Asian markets continued to be pummeled on January 5 as investors panicked on reports that North Korea has conducted a nuclear test. This ominous news are stacked after the confirmed Chinese economy slowdown. The Chinese markets, however, went against the trend and finished markedly higher.
International markets fall
Major markets dropped sharply, with Kospi plunging 0.26 percent or 5.10 points to floor at 1,925.43. There was a182.68 points loss at the Nikkei 225, or about 0.99 percent, to trough out art 18,191.32. The ASX 200 also spilled blood through a 1.18 percent dip, or a loss of 61.3 points to settle at 5,123.13.
The dark outlook soon spilled over to Europe, foretelling a marked lower open for Germany’s DAX, France’s CAC and Britain’s FTSE. The lower sentiment towards assets considered riskier pushed up safe havens like US Treasuries and the Japanese Yen. According to Angus Nicholson of Spreadbetter IG, fears concerning China have once again dominated the Asian markets on January 5. The nuclear test conducted by Korea added Armageddon fears to the mix.
The emerging equity index of the MSCI dropped 0.6 percent, reaching a six and half year low. The broadest Asia Pacific shares index of MSCI outside Japan plunged one percent after yuan’s midpoint rate was set by People’s Bank of China. It reached its weakest level in four and half years. The result was a rapid fall of offshore yuan-which has already hit its lowest from October 2010. This dragged down a number of emerging currencies like Thai baht and Malaysian ringgit.

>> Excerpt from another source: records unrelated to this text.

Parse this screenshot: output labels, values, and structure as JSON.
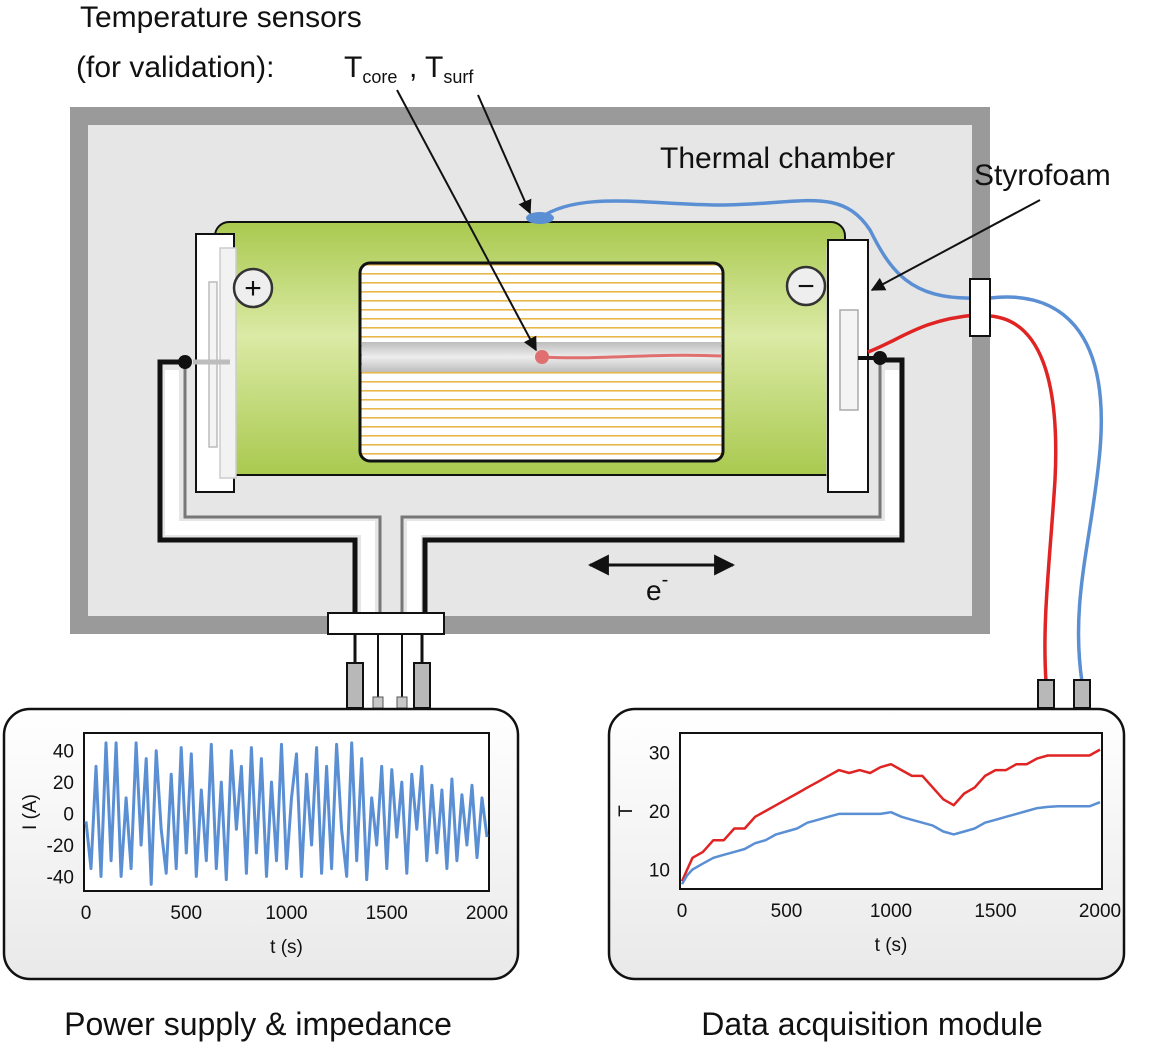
{
  "labels": {
    "sensors_line1": "Temperature sensors",
    "sensors_line2": "(for validation):",
    "t_core_main": "T",
    "t_core_sub": "core",
    "comma": ",",
    "t_surf_main": "T",
    "t_surf_sub": "surf",
    "chamber": "Thermal chamber",
    "styrofoam": "Styrofoam",
    "electron": "e",
    "electron_sup": "-",
    "plus_terminal": "+",
    "minus_terminal": "−",
    "power_supply": "Power supply & impedance",
    "daq": "Data acquisition module"
  },
  "colors": {
    "chamber_outer": "#9a9a9a",
    "chamber_inner": "#e6e6e6",
    "cell_green": "#c6dc80",
    "jelly_stripe": "#e8b84a",
    "core_wire": "#e07070",
    "surf_wire": "#5b8fd4",
    "daq_red": "#e02424",
    "daq_blue": "#5b8fd4",
    "current_line": "#5b8fd4"
  },
  "chart_data": [
    {
      "type": "line",
      "xlabel": "t (s)",
      "ylabel": "I (A)",
      "xlim": [
        0,
        2000
      ],
      "ylim": [
        -48,
        50
      ],
      "xticks": [
        0,
        500,
        1000,
        1500,
        2000
      ],
      "yticks": [
        40,
        20,
        0,
        -20,
        -40
      ],
      "grid": false,
      "series": [
        {
          "x": [
            0,
            25,
            50,
            75,
            100,
            125,
            150,
            175,
            200,
            225,
            250,
            275,
            300,
            325,
            350,
            375,
            400,
            425,
            450,
            475,
            500,
            525,
            550,
            575,
            600,
            625,
            650,
            675,
            700,
            725,
            750,
            775,
            800,
            825,
            850,
            875,
            900,
            925,
            950,
            975,
            1000,
            1025,
            1050,
            1075,
            1100,
            1125,
            1150,
            1175,
            1200,
            1225,
            1250,
            1275,
            1300,
            1325,
            1350,
            1375,
            1400,
            1425,
            1450,
            1475,
            1500,
            1525,
            1550,
            1575,
            1600,
            1625,
            1650,
            1675,
            1700,
            1725,
            1750,
            1775,
            1800,
            1825,
            1850,
            1875,
            1900,
            1925,
            1950,
            1975,
            2000
          ],
          "values": [
            -5,
            -35,
            30,
            -40,
            45,
            -30,
            45,
            -40,
            10,
            -35,
            45,
            -20,
            35,
            -45,
            40,
            -10,
            -38,
            25,
            -35,
            42,
            -25,
            38,
            -40,
            15,
            -30,
            44,
            -35,
            20,
            -42,
            40,
            -10,
            30,
            -38,
            42,
            -25,
            35,
            -40,
            20,
            -30,
            44,
            -35,
            10,
            38,
            -40,
            25,
            -20,
            42,
            -38,
            30,
            -35,
            44,
            -10,
            -40,
            45,
            -30,
            35,
            -42,
            10,
            -20,
            30,
            -35,
            28,
            -15,
            20,
            -38,
            25,
            -10,
            30,
            -30,
            18,
            -25,
            15,
            -35,
            22,
            -30,
            12,
            -20,
            18,
            -28,
            10,
            -15
          ]
        }
      ]
    },
    {
      "type": "line",
      "xlabel": "t (s)",
      "ylabel": "T",
      "xlim": [
        0,
        2000
      ],
      "ylim": [
        7,
        33
      ],
      "xticks": [
        0,
        500,
        1000,
        1500,
        2000
      ],
      "yticks": [
        30,
        20,
        10
      ],
      "grid": false,
      "series": [
        {
          "x": [
            0,
            25,
            50,
            100,
            150,
            200,
            250,
            300,
            350,
            400,
            450,
            500,
            550,
            600,
            650,
            700,
            750,
            800,
            850,
            900,
            950,
            1000,
            1050,
            1100,
            1150,
            1200,
            1250,
            1300,
            1350,
            1400,
            1450,
            1500,
            1550,
            1600,
            1650,
            1700,
            1750,
            1800,
            1850,
            1900,
            1950,
            2000
          ],
          "values": [
            8,
            10,
            12,
            13,
            15,
            15,
            17,
            17,
            19,
            20,
            21,
            22,
            23,
            24,
            25,
            26,
            27,
            26.5,
            27,
            26.5,
            27.5,
            28,
            27,
            26,
            26,
            24,
            22,
            21,
            23,
            24,
            26,
            27,
            27,
            28,
            28,
            29,
            29.5,
            29.5,
            29.5,
            29.5,
            29.5,
            30.5
          ]
        },
        {
          "x": [
            0,
            25,
            50,
            100,
            150,
            200,
            250,
            300,
            350,
            400,
            450,
            500,
            550,
            600,
            650,
            700,
            750,
            800,
            850,
            900,
            950,
            1000,
            1050,
            1100,
            1150,
            1200,
            1250,
            1300,
            1350,
            1400,
            1450,
            1500,
            1550,
            1600,
            1650,
            1700,
            1750,
            1800,
            1850,
            1900,
            1950,
            2000
          ],
          "values": [
            7.5,
            9,
            10,
            11,
            12,
            12.5,
            13,
            13.5,
            14.5,
            15,
            16,
            16.5,
            17,
            18,
            18.5,
            19,
            19.5,
            19.5,
            19.5,
            19.5,
            19.5,
            19.8,
            19,
            18.5,
            18,
            17.5,
            16.5,
            16,
            16.5,
            17,
            18,
            18.5,
            19,
            19.5,
            20,
            20.5,
            20.7,
            20.8,
            20.8,
            20.8,
            20.8,
            21.5
          ]
        }
      ]
    }
  ]
}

North Korea and Chinese stocks
There were reports of a North Korean 5.1 magnitude earthquake near the country’s known nuclear testing site. The state own television in North Korea later informed that the nation has conducted a hydrogen nuclear test. It also said that the launch was successful. It also warned that it will not surrender any nuclear capability unless the US changes its hostile attitude. Yonhap news agency of South Korea said that North Korea did not advance notice of any nuclear tests.
The Shanghai Composite shrugged off any lingering concerns linked to Chinese economic data, and went up to rest at 74.58 points. This is a rise of 2.27 percent, reaching the 3,362.28 and the Shenzhen Composite pushed up by 54.18 points, or 2.605 percent. The final figure is 2,133.96. The weakness of the yuan, and renewed volatility of stocks have placed China squarely at global risks forefront.